Stupid Data Protection Act

I was at the Test Centre (TC) today and I saw a letter informing ADIs that due to some change or enforcement of the Data Protection Act (DPA) they cannot discuss candidates’ test bookings with ADIs over the phone. The pupil has to call and provide certain data as confirmation of identity (this is how I read it, anyway).

Last week, due to all the snow, I had four tests cancelled. In each case I phoned the TC to find out if the test was going ahead and was asked the pupil’s name so that they could register the test as cancelled – that’s the only way the DSA will allow a booking to be changed without the pupil losing the test fee (until it is officially logged as cancelled the test is considered ‘taken’).

Technically, the Driving Examiner (DE) I spoke to in each case was breaking the rules.

So, the only way I could have handled any of those tests last week – officially – would have been to phone the pupil, get them to talk to the TC, and then call me back with the status of the test.

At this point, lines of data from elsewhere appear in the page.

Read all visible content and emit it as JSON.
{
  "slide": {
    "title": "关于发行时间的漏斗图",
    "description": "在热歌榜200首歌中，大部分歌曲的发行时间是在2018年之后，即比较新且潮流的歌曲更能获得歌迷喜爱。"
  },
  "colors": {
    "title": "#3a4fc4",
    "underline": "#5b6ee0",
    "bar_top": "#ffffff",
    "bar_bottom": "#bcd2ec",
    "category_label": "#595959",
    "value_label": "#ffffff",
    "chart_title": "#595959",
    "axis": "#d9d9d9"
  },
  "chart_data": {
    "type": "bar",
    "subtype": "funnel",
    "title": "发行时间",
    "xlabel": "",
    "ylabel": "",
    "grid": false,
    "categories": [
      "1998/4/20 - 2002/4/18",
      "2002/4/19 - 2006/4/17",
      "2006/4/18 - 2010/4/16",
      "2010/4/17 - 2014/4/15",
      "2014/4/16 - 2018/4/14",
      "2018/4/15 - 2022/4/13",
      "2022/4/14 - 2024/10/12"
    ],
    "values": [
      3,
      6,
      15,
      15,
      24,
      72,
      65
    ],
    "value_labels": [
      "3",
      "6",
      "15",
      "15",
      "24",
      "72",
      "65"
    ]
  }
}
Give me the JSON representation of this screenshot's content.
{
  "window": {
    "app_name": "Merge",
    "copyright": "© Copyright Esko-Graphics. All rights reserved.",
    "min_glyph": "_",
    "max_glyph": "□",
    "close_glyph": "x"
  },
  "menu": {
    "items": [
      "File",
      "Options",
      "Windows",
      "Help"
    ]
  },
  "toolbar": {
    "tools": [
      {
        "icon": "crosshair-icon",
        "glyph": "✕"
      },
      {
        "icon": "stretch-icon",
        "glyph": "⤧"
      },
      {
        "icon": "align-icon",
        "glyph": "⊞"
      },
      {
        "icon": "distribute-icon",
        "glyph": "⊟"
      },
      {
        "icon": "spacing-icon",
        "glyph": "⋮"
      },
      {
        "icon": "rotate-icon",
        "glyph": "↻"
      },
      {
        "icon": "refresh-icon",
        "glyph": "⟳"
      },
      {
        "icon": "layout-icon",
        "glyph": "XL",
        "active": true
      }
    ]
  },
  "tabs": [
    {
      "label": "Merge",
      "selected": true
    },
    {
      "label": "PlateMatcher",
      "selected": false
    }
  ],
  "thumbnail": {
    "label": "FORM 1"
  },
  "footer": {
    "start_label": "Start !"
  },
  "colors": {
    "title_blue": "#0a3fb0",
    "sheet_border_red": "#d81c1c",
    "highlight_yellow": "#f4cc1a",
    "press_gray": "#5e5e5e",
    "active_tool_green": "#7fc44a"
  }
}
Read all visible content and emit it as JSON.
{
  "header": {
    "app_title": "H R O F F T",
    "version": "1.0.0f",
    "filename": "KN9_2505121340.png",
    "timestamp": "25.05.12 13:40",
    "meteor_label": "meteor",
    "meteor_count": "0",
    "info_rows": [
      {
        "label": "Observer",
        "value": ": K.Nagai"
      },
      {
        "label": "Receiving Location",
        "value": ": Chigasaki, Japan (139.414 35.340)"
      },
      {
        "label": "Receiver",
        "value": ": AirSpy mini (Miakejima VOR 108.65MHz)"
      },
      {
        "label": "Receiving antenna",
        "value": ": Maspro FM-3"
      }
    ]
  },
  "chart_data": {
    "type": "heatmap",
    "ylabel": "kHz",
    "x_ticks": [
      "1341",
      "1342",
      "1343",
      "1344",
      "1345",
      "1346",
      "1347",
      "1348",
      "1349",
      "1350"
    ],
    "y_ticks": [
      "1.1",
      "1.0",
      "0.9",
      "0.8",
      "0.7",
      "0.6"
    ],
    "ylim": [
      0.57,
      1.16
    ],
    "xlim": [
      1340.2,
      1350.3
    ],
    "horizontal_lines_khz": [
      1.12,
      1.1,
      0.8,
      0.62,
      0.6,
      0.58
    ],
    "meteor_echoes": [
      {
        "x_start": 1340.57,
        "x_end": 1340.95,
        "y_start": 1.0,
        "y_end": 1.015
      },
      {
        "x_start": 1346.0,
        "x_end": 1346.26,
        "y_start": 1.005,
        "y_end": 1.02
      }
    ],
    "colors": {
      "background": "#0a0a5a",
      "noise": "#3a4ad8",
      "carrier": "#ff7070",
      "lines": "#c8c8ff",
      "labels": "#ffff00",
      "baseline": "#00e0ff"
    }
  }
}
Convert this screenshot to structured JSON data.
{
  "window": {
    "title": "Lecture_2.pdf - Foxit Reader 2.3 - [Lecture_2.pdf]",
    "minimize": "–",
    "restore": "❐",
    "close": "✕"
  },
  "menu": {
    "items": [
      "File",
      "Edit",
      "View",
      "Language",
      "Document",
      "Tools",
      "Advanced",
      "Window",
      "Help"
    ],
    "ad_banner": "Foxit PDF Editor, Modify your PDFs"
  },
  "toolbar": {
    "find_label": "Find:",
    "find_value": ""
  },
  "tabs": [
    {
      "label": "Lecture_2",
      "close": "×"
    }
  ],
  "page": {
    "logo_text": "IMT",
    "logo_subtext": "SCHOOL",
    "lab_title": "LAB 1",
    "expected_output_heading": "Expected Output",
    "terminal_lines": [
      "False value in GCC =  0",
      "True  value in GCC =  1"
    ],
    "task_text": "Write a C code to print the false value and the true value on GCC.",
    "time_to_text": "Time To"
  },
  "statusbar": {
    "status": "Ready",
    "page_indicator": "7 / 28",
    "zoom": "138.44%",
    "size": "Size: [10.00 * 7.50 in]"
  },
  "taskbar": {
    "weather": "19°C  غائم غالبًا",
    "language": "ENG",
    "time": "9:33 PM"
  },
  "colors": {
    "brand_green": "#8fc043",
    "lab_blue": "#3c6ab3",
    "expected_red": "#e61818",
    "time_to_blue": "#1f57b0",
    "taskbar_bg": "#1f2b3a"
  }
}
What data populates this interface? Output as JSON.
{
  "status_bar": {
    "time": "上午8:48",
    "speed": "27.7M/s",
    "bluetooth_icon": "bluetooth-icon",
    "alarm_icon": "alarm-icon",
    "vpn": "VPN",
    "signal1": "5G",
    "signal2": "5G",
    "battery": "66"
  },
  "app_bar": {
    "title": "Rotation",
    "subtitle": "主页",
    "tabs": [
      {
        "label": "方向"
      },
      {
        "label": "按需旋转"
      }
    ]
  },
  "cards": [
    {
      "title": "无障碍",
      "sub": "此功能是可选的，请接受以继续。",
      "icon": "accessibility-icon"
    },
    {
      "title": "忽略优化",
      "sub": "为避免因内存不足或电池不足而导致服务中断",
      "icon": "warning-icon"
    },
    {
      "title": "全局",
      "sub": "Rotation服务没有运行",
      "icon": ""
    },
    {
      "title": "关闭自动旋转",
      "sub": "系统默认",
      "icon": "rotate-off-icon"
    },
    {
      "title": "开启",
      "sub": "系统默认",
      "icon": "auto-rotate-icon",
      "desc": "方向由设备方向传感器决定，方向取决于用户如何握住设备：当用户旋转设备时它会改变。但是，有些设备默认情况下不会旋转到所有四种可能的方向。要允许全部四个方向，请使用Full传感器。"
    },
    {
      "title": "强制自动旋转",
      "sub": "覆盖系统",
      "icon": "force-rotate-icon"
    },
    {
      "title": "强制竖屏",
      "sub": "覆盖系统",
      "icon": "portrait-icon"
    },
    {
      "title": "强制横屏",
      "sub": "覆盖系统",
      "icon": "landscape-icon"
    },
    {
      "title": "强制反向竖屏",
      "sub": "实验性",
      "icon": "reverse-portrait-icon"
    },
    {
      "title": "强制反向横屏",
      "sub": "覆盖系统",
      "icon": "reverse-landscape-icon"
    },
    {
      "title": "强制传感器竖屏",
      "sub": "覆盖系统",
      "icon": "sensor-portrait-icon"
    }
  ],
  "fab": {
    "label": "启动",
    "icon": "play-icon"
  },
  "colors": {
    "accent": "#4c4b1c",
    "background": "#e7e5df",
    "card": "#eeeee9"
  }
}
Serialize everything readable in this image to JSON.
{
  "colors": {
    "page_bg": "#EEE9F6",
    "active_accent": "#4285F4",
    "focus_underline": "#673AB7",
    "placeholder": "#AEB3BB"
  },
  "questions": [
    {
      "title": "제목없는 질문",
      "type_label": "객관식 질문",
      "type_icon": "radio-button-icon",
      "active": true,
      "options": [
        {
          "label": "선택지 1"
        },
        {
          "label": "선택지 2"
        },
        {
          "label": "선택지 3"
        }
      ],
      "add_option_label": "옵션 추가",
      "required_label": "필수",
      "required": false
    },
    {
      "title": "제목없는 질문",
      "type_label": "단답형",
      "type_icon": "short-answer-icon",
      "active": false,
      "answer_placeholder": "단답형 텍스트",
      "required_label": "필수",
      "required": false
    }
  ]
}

Since most of the tests were early morning ones the pupil would still have been in bed, so I would quite possibly have had to go to pick them up as agreed and then get them to call the TC in my presence – meaning a journey in hazardous conditions and often of a good few miles in rural areas, plus further wasted time and money (on top of the lost money from the cancelled test in my diary anyway).

It’s ironic that edicts like this come down from Government departments who appear to specialise in losing huge quantities of highly sensitive data concerning individuals, and yet they employ hundreds of people whose job it is to try and plug every tiny hole of flexibility and commonsense that exists without any problems whatsoever elsewhere.